Ross sat on the bed and carefully turned her toward him. As Sophia lifted her gaze, she saw that his lips were tight with pain, as if he had suffered a body blow. “I don’t know what happened in the past,” he said huskily. “I don’t remember your brother. But I promise you that I will find out exactly what occurred. If it turns out that I am guilty of your accusations, I will accept the blame, and everything that comes with it.” His hands continued to play over her breast, as if he couldn’t keep from touching her. “For now, I will ask only one thing of you. Stay with me until I uncover the truth. Will you do that, Sophia?”

She nodded with a shuddering sound of assent.

He pushed the wet strands of hair away from her cheeks. Leaning forward, he covered her mouth with his in a hard, warm kiss. Sophia fought to think above the pounding of her heart. “But the way I deceived you…” she said unevenly. “You can’t possibly want me now.”

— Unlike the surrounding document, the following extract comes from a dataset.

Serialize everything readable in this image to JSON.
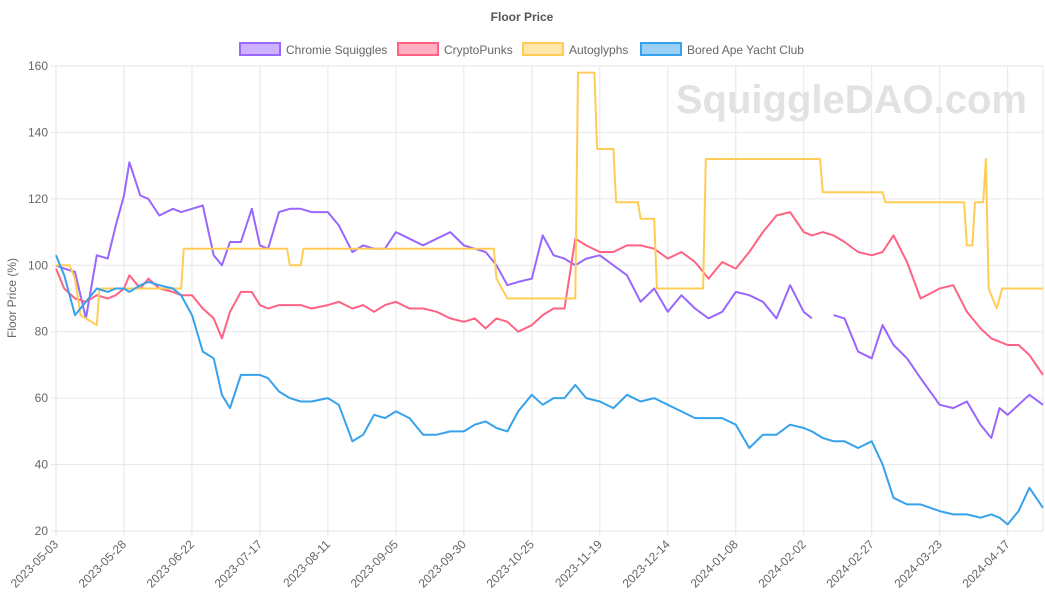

“What makes you think I have any more control over this than you do?” he muttered. He pulled her close, hugging her to his strong body, and she shivered as immeasurable relief flooded her. Ross knew the truth, and he had not rejected her. This fact was difficult for her mind to encompass. She buried her face in his coat, which held a trace of tobacco from the smoke-filled billiards room.

He cradled her gently. “Those feelings you’ve carried with you for years… it won’t be easy to let them go.”